Dr. Hall said, “As a microbiologist, I am fascinated by the microbes that live in our gut – the gut microbiota. To bring this microscopic world to life, we developed the Guardians of the Gut project, which includes a giant rectum, an online school teaching package and our new activity package for British Science Week 2021.

“We hope these activities can have a real national impact by helping teach our science to elementary school children and inspire the next generation of aspiring scientists.”

A picture of Dr.  Samantha Fox of the John Innes Center

Dr. Samantha Fox of the John Innes Center
– Credit: Norwich Research Park

Dr. Samantha Fox, John Innes Center

The founder of the Youth STEMM Award said, “Now more than ever is a great opportunity for more girls to get interested in science. There are so many open positions for careers in areas where they can have a real impact in solving some of the big problems the world is facing. ”

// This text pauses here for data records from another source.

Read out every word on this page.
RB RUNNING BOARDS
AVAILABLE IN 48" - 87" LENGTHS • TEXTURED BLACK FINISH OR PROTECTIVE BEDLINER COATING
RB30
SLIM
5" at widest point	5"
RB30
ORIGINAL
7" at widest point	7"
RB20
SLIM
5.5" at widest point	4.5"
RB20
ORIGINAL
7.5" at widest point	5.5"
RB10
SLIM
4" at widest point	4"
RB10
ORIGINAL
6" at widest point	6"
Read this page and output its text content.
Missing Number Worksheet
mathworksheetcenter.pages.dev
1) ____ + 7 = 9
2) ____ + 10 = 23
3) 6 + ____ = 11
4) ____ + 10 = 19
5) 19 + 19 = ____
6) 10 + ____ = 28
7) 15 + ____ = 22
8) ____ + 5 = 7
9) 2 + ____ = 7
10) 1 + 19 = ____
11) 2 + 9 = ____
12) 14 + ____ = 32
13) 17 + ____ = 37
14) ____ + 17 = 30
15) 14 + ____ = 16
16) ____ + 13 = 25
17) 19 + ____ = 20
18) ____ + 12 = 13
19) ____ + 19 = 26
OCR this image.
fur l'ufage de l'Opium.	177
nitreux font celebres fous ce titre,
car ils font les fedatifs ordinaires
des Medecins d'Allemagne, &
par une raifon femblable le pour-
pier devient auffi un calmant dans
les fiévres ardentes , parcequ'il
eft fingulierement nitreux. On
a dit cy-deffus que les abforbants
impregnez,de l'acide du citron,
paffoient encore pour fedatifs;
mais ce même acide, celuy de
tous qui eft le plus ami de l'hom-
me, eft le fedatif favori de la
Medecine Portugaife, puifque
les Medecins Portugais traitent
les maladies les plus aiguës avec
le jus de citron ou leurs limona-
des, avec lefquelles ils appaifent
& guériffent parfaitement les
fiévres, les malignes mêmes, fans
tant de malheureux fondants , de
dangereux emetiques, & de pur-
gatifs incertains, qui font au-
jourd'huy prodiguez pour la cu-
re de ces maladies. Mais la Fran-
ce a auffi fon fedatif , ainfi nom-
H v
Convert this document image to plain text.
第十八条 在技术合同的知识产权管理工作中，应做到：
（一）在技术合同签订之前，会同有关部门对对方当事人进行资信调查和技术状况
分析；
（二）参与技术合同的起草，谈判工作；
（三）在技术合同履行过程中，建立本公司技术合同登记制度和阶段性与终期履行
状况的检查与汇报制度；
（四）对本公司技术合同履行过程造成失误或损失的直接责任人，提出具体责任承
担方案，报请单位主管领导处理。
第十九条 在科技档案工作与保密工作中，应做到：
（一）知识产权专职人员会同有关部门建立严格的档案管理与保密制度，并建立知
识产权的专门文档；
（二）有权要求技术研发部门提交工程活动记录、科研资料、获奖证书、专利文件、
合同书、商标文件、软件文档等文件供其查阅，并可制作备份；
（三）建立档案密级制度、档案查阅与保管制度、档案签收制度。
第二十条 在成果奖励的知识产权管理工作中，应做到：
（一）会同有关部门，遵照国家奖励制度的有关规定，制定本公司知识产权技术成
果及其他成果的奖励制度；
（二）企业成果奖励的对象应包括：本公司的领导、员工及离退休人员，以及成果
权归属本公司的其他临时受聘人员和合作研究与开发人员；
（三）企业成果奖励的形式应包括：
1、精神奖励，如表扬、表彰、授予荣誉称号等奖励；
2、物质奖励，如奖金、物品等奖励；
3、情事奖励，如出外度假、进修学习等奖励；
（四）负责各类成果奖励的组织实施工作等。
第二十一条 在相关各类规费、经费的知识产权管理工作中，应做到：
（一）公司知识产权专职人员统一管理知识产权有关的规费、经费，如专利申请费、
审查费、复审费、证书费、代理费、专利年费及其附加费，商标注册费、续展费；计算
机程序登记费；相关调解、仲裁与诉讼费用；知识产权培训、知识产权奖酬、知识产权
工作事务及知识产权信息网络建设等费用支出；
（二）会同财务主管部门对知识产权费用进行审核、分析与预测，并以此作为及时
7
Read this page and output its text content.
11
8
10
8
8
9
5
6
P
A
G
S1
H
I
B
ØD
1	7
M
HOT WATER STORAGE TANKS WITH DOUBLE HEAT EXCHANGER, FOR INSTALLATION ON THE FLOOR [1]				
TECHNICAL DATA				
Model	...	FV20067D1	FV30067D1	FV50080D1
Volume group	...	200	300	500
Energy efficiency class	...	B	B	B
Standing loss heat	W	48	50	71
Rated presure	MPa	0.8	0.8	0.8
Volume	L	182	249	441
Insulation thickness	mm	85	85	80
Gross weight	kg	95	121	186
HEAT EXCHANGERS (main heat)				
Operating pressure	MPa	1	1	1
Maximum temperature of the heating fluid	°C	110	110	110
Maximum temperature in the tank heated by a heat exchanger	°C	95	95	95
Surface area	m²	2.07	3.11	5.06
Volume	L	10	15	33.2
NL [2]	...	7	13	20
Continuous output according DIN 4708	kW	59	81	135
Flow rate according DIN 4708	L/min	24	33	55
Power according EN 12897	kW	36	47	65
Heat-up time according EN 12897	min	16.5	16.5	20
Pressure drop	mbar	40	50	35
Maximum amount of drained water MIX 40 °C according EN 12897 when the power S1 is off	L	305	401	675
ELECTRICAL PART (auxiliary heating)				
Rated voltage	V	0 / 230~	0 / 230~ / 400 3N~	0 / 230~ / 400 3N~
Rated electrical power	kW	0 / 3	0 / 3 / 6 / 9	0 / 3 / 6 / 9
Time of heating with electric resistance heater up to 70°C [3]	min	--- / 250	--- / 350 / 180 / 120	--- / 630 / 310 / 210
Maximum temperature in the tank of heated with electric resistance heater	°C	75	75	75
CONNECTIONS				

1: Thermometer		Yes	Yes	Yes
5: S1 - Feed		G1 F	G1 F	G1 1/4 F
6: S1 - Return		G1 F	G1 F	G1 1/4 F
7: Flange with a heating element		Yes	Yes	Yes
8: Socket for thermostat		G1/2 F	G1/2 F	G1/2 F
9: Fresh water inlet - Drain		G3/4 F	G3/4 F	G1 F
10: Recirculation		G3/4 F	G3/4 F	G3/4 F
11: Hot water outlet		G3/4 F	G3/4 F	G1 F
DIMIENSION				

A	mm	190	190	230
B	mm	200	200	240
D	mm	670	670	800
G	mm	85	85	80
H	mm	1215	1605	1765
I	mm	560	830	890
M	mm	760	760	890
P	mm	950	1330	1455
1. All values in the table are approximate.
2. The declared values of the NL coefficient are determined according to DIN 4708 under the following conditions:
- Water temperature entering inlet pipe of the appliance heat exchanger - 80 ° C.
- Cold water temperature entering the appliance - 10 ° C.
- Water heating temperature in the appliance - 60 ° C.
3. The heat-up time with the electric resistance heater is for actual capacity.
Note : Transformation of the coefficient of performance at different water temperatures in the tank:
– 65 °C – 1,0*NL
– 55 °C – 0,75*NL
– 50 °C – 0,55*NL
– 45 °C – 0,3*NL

A picture of Prof. Anne-Marie Minihane from the UEA in a laboratory in a white coat

Prof. Anne-Marie Minihane from the UEA
– Credit: Norwich Research Park

Prof. Anne-Marie Minihane, UEA

Prof. Minihane focuses on maintaining and improving health in our later years by studying the nutritional components and patterns that help maintain brain function as we age.

It was also central to the recent launch of the Norwich Institute of Healthy Aging, which studies the effects of behaviors such as eating, physical activity and smoking on our health and wellbeing.

A picture of Dr.  Sally Warring of the Earlham Institute

Dr. Sally Warring of the Earlham Institute
– Photo credit: Sabrina Imbler

Dr. Sally Warring, Earlham Institute

Dr. Warring is researching protists, a group of microscopic unicellular organisms that produce most of the oxygen we breathe, but can also cause diseases like malaria.

Not enough is known about them, but they could hold the key to important developments in evolution, healthcare, and ecology.

A picture of Dr.  Eleanor Mishra of Norfolk & Norwich University Hospital

Dr. Eleanor Mishra of Norfolk & Norwich University Hospital
– Credit: Norwich Research Park

Dr. Eleanor Mishra, Norfolk & Norwich University Hospital

A respiratory consultant who switched expertise this summer to become the principal investigator at Oxford University’s hospital for Covid-19 therapy drug study.

Their work helped identify dexamethasone as a successful drug that lowered mortality in Covid-19 patients.

Image by Prof. Wenbo Ma, The Sainsbury Laboratory

Prof. Wenbo Ma from the Sainsbury Laboratory
– Credit: Norwich Research Park

Prof. Wenbo Ma, Sainsbury Laboratory

Prof. Ma moved to Norwich from California in September to pursue her work on developing disease-resistant crops such as potatoes, citrus fruits and even Christmas trees.

She brought her team from the United States because Norwich is considered the best place in the world to study.